Research Article
Measuring Financial Efficiency of Automobile Parts Companies Using Directional Distance Functions
1 Hanyang University
Published: January 2017 · Vol. 46 No. 5 · pp. 1427-1444
DOI: https://doi.org/10.17287/kmr.2017.46.5.1427
Full Text
Abstract
In this study, we analyzed the financial efficiency of 33 domestic automobile parts manufacturing companies using directional distance function including harmful output. In addition, a new ratio indicator based on the efficiency measurement method is presented by presenting the optimum financial efficiency ratio within the group.
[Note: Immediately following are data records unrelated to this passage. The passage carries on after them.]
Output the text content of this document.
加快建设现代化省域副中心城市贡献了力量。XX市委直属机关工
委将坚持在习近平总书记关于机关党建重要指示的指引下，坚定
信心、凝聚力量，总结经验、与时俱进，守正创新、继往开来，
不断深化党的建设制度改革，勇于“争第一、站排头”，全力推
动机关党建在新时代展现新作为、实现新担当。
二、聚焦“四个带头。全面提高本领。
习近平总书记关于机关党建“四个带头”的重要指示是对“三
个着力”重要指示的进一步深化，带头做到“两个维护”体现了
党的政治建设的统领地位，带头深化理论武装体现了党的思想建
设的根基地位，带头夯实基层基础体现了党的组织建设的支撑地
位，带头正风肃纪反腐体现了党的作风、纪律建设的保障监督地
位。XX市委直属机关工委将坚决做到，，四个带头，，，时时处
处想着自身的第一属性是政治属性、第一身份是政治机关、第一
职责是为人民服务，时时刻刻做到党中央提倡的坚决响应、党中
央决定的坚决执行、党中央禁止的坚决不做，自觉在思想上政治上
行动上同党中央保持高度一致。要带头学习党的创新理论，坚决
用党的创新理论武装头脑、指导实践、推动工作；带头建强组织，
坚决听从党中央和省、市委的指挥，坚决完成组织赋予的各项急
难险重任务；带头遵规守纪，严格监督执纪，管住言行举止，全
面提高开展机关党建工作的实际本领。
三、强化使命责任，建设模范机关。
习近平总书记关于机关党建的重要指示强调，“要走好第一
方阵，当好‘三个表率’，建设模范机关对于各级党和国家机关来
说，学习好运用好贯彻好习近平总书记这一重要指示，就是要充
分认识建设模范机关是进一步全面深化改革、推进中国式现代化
As a result of the efficiency analysis, the average financial efficiency of 33 automobile body parts manufacturing companies is about 89.55% and the standard deviation is about 12.07%, which is considered to have good overall financial efficiency. However, it is judged that there is a difference in the degree of financial efficiency between companies is significant. In addition, a total of 15 companies showed efficiency scores of less than 90%, suggesting that about 45% of companies need to improve their financial efficiency. In the analysis of the financial efficiency ratio, which is a ratio of the target value to the improvement target of inputs and output variables, the total of 13 companies with financial efficiency shows a very good index in terms of operating profitability and asset profitability. Relatively, the debt-to-equity ratio of the financial stability index is slightly higher than the overall average. It is expected that the ratio of relative financial efficiency in the group can be used as an additional indicator when analyzing the financial efficiency of the company by deriving the result which is different from the theoretical judgment that the superior financial stability index is usually more efficient in terms of financial efficiency. The DEA model used in previous researches is difficult to analyze the financial efficiency by reflecting the output characteristics of the downward indicator that the financial efficiency becomes lower as the value becomes higher like the debt. In this study, we focused on this point and analyzed the efficiency by defining it as harmful output which negatively affects the business performance such as debt among the output. In the future, we will be able to present direct efficiency improvement direction and target value to the manager through the analysis of relative financial efficiency ratio presented in this study.